あれから氣を取り直して、朝の挨拶も自分からするやうになつた。
看護婦や澤田さんはまだ毎日通つて來て、洗滌を終へてから火鉢を圍んでよもやまの話をしていつた。煮物をしておいたり、時によつてはお餅を燒いたり、何かしらお茶うけの絶えないやうにとお芳は注意した。時々はお子さんにと、澤田さんが歸る時に蜜柑や干柿のやうな物を紙に捻つた。

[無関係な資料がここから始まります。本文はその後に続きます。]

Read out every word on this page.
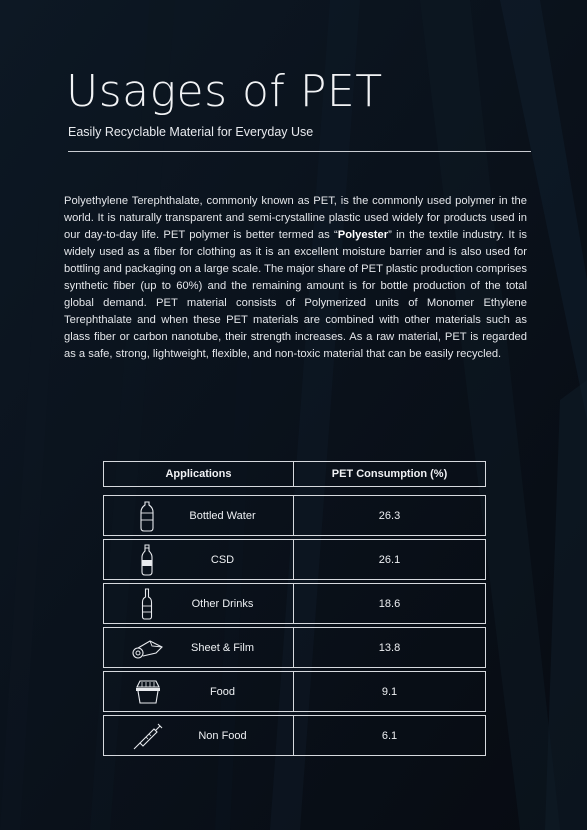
Usages of PET
Easily Recyclable Material for Everyday Use
Polyethylene Terephthalate, commonly known as PET, is the commonly used polymer in the world. It is naturally transparent and semi-crystalline plastic used widely for products used in our day-to-day life. PET polymer is better termed as “Polyester” in the textile industry. It is widely used as a fiber for clothing as it is an excellent moisture barrier and is also used for bottling and packaging on a large scale. The major share of PET plastic production comprises synthetic fiber (up to 60%) and the remaining amount is for bottle production of the total global demand. PET material consists of Polymerized units of Monomer Ethylene Terephthalate and when these PET materials are combined with other materials such as glass fiber or carbon nanotube, their strength increases. As a raw material, PET is regarded as a safe, strong, lightweight, flexible, and non-toxic material that can be easily recycled.
Applications	PET Consumption (%)
Bottled Water	26.3
CSD	26.1
Other Drinks	18.6
Sheet & Film	13.8
Food	9.1
Non Food	6.1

枕許の小机に並べた葡萄酒や藥罎の肩に埃が溜つた。絶えず立てどほしの屏風に、今見れば字の跡を散して血の跡見たいものが附着してゐる。じつと見て、お芳は恐しい恐しいいつかの夜の有樣を思つた。女といふものが思はれ、子といふものが思はれ、續いてさまざまな家庭といふものが思はれた。婿取はよそ目にはいゝやうだけれども人一倍辛い、かう誰かゞ言つたことも思ひ出されて、今までの姉の立場が抉り出したやうにはつきりとわかつたやうな氣がした。いづれは女、この自分までがそんな渦の中にはひるべき運命を持つてるのかと思つた。
都へ都へと誘ふ友達のことが思はれた。
『お母さん、すまないげつとまたかへして。』と、お勝は氣の毒さうに寢がへりを催促した。